Obama Abandons Plan To Tax College Savings Accounts


The Obama administration has dropped a proposal to tax college savings accounts known as 529 plans.

President Obama floated the new tax levy in his State of the Union address, but the idea flunked out with both Republicans and Democrats, including House Speaker John Boehner and Minority Leader Nancy Pelosi.

The administration, among other initiatives, still seeks to increase the capital gains tax rate as well as hiking the inheritance tax.

A 529 plan, which gets its name from section 529 in the IRS tax code, is similar to an IRA in which parents can sock away after-tax dollars in the account and then withdraw them later on a tax-free basis — under current law — to pay college tuition for their kids.

According to the College Savings Foundation, 529 plans primarily benefit the middle class, depending on your definition of same. About 10 percent of households with 529 accounts have an income below $50,000; about 70 percent have incomes less than $150,000.

Obama’s plan would have taxed 529 plan earnings as ordinary income, which some experts insist would amount to a repeal.

A White House official offered this explanation for backing off from trying to tax the currently tax exempt 529 plans, the New York Times reported.

Given it has become such a distraction, we’re not going to ask Congress to pass the 529 provision so that they can instead focus on delivering a larger package of education tax relief that has bipartisan support, as well as the president’s broader package of tax relief for child care and working families.”

Another White House official referred to the scrapped 529 tax as “a very small component” of the president’s agenda.

Prior to the administration’s decision to give up on removing the tax breaks of 529 plans, Speaker Boehner took a dim view of the whole idea.

529 plans help middle class families save for college, but now the president wants to tax those plans. It’s another example of this outdated, top-down approach when our focus ought to be on providing opportunity for all Americans.
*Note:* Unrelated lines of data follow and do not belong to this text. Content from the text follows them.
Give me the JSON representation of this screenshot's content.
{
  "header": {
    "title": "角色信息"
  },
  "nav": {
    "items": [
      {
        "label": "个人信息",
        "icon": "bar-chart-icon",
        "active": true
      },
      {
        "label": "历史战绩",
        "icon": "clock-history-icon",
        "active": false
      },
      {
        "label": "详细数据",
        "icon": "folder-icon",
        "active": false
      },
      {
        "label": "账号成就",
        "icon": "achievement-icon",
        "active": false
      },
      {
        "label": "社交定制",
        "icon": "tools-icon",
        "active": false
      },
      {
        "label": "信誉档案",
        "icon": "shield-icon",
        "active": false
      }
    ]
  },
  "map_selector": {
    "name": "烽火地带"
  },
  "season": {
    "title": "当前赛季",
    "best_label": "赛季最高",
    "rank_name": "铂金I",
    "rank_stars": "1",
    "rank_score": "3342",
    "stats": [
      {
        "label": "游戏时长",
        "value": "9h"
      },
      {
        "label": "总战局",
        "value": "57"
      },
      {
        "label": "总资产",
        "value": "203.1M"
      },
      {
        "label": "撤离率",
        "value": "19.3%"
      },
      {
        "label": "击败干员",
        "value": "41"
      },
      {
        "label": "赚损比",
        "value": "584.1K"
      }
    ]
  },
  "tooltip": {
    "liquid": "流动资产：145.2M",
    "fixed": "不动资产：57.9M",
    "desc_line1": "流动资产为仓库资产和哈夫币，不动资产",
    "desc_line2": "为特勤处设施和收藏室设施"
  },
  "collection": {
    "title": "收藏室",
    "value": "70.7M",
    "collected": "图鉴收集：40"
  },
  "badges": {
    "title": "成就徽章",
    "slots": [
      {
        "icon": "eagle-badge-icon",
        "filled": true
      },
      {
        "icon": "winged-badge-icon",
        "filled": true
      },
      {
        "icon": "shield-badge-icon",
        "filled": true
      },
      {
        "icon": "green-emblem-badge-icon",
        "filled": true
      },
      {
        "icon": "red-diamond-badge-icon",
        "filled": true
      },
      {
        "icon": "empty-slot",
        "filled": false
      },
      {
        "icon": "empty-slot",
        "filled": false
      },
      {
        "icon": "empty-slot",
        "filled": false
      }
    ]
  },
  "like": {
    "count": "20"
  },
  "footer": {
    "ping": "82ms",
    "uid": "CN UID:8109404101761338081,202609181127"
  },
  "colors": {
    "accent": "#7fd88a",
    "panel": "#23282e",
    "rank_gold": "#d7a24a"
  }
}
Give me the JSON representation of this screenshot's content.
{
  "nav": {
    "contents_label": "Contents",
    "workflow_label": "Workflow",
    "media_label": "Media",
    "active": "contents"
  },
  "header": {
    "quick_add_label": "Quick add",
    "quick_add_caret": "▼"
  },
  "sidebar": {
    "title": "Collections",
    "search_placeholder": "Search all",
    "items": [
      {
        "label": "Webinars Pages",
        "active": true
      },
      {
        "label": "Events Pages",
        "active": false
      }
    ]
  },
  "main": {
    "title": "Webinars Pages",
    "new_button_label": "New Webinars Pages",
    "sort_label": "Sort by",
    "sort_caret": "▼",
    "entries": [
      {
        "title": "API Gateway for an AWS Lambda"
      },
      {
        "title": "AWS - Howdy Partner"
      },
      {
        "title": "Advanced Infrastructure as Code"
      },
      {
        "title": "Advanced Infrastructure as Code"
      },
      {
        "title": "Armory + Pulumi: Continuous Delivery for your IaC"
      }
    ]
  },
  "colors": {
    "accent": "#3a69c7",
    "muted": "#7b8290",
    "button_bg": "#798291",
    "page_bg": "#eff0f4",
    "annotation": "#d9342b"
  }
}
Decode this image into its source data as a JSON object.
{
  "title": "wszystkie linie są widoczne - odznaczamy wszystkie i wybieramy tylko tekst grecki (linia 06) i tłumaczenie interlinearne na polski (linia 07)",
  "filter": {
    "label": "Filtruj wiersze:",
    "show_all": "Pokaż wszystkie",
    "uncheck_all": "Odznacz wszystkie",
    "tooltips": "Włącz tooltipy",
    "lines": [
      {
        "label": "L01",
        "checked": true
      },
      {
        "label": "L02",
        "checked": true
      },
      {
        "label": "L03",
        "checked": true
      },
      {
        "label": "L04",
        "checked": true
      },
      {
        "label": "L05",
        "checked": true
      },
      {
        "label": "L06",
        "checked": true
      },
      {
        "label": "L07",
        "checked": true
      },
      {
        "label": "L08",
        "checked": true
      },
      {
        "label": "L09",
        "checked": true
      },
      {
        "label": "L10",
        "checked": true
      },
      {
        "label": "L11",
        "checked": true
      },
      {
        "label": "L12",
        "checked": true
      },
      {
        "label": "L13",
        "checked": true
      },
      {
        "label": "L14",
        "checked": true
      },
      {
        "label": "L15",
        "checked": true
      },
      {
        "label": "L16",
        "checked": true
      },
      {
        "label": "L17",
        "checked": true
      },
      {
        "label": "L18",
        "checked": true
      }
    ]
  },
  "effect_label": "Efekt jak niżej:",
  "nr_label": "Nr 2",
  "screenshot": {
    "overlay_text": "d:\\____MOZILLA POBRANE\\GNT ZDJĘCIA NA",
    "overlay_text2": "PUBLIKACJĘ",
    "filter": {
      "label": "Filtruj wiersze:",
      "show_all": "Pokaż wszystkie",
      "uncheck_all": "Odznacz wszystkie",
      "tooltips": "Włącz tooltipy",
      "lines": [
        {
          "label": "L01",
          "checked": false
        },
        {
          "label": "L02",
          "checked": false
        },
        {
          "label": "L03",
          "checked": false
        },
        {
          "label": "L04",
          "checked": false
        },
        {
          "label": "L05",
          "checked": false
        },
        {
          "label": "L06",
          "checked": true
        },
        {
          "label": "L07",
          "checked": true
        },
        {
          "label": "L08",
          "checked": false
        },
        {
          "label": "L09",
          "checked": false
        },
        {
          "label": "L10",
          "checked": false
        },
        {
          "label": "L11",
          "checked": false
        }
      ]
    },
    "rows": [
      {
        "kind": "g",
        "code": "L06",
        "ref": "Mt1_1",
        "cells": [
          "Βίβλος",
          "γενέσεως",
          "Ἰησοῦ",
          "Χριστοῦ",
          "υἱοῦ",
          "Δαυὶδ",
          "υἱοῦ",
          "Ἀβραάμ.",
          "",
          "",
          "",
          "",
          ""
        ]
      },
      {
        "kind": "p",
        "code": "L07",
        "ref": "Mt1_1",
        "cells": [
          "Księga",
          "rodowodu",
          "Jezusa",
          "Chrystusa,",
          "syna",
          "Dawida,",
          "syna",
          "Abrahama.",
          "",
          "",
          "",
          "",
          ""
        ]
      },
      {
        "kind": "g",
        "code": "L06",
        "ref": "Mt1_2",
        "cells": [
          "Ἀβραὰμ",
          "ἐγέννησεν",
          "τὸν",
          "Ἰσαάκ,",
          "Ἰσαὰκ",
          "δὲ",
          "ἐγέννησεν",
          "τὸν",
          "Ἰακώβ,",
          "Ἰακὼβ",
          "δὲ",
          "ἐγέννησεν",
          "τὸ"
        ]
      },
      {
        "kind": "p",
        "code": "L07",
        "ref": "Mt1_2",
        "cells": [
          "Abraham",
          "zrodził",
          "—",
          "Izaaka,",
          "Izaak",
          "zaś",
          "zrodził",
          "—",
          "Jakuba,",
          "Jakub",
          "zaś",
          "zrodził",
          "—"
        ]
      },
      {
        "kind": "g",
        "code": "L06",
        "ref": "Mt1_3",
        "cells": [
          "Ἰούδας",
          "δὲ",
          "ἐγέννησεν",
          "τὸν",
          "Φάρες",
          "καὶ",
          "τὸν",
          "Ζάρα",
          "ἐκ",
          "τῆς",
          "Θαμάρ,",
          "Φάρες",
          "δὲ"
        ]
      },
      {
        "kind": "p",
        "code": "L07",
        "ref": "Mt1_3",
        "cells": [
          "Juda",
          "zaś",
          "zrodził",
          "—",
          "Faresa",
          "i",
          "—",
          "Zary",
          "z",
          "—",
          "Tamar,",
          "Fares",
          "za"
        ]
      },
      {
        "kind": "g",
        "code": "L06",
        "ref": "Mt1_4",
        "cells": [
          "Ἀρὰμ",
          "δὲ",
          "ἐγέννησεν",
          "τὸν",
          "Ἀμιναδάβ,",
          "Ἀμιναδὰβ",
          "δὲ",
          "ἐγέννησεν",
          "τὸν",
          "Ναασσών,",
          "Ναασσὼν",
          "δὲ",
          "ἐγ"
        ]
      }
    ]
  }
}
So for the sake of middle class families, the president ought to withdraw this tax increase from his budget when he submits it soon.”

Going in the entirely opposite direction, the House is scheduled to vote in February on a bipartisan bill “that would expand 529 account benefits while preserving their current tax treatment,” The Wall Street Journal explained.

In 2007, Barack and Michelle Obama contributed $240,000 to 529 college savings accounts on behalf of their two daughters’ future education.

The College Savings Foundation notes that the average balance in a 529 college savings account is about $20,000.